Given $$f(x)=a_0+a_1\cos x+a_2\cos2x+\cdots+a_n\cos nx$$ where $a_0,a_1,a_2,\cdots,a_n$ are non-zero reals such that $a_n>|a_0|+|a_1|+\cdots+|a_n-1|$ then how many roots of $f(x)=0$ are there in $0\le{x}\le{2\pi}$?
I have tried to check the conditions for lower power equations. For $a_0+a_1\cos x=0$ there are two roots and for $a_0+a_1\cos x+a_2\cos 2x=0$ I am getting four roots. After this I tried to use induction on the equation but could not find any possible way to solve the problem. So how can we approach this type of problem?

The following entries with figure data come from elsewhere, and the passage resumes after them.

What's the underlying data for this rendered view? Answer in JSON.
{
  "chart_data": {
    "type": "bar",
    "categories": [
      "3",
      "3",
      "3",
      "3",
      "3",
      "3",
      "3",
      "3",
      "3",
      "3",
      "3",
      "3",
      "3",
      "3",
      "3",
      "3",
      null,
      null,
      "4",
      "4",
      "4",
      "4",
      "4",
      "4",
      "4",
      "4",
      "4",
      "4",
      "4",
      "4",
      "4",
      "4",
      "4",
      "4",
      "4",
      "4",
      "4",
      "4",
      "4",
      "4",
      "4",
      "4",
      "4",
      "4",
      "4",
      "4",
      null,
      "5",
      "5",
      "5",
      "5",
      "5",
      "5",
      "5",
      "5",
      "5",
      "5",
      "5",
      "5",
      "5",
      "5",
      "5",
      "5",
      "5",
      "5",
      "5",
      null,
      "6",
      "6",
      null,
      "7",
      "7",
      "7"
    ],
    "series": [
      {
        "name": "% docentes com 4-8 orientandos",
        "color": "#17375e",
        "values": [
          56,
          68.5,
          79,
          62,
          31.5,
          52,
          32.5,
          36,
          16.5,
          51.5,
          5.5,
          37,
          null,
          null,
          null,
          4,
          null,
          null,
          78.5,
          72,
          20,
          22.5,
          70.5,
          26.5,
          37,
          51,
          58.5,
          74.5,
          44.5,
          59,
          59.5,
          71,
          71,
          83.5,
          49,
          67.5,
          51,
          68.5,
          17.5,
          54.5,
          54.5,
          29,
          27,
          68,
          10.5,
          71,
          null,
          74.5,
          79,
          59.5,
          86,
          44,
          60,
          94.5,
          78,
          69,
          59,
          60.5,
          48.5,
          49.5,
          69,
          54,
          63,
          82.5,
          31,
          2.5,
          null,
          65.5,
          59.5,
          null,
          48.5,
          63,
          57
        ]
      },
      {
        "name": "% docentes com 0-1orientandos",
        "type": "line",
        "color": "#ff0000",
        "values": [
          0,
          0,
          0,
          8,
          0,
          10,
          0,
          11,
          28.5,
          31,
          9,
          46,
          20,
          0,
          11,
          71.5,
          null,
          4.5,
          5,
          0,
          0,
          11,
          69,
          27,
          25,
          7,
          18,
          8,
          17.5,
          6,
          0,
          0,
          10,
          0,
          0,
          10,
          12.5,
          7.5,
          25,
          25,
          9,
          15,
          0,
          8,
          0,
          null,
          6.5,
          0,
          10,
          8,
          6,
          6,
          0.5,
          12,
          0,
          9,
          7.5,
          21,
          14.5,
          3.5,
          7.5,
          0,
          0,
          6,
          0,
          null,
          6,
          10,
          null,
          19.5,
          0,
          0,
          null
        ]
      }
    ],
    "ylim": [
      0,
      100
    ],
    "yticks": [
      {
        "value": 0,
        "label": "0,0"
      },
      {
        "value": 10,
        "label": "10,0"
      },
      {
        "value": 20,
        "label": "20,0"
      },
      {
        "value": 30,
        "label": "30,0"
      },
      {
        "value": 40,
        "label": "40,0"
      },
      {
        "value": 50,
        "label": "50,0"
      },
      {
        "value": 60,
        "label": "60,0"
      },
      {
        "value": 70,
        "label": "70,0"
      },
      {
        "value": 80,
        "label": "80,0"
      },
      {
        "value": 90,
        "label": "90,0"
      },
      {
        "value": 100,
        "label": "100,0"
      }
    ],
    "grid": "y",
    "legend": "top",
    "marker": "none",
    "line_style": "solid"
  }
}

Roots of the polynomial involving trigonometric function
combinatoricspolynomialstrigonometry
Best Answer
Part 1: $f(x)$ has at least $2n$ roots in $[0,2\pi]$.
Just evaluate $f(x)$ at $x = \frac{k\pi}{n}$ for $k=0,\ldots,2n.$ Then $$ f\left(\frac{k\pi}{n}\right) = \sum_{m=0}^{n-1} a_m\cos\left(\frac{km\pi}{n}\right) + a_n\cos\left(k\pi\right) = \sum_{m=0}^{n-1} a_m\cos\left(\frac{km\pi}{n}\right) + a_n (-1)^k $$ Because of $a_n > \sum_{m=0}^{n-1}|a_m|,$ the sign of $f(k\pi/n)$ is determined by $(-1)^k.$ This means that the sign of $f(x)$ changes at least $2n$ times between $0$ and $2\pi,$ which in turn means that there must be at least $2n$ roots.
Part 2: $f(x)$ has at most $2n$ roots in $[0,2\pi]$.
Note that $x=0$, $x=\pi$ and $x=2\pi$ cannot be roots, because $|\cos nx|=1$ in that case and $a_n\cos nx$ consequently dominates the other terms of the sum.
We set $x=\arccos u$ and use the ordinary convention that the result of $\arccos$ is in $[0,\pi]$. Then $$ f(\arccos u) = \sum_{m=0}^{n} a_m\cos\left(m\arccos u\right) =\sum_{m=0}^{n} a_m T_m(u) =: g_1(u) $$ with the Chebyshev polynomials of the first kind $T_m(u).$ Therefore, $g_1(u)$ is a polynomial of degree $n$ and can have at most $n$ roots which in turn means that $f(x)$ can have at most $n$ roots in $(0,\pi).$
Likewise, you can define $x=\pi+\arccos v$ and you get $$ f(\pi+\arccos v) = \sum_{m=0}^{n} a_m\cos\left(m\pi+m\arccos v\right) =\sum_{m=0}^{n} (-1)^m a_m T_m(v) =: g_2(v) $$ $g_2(v)$ is also a polynomial of degree $n$ and can have at most $n$ roots which in turn means that $f(x)$ can have at most $n$ roots in $(\pi,2\pi).$
Put all this together, and you get that $f$ has exactly $n$ roots in $(0,\pi)$ and exactly $n$ roots in $(\pi,2\pi)$.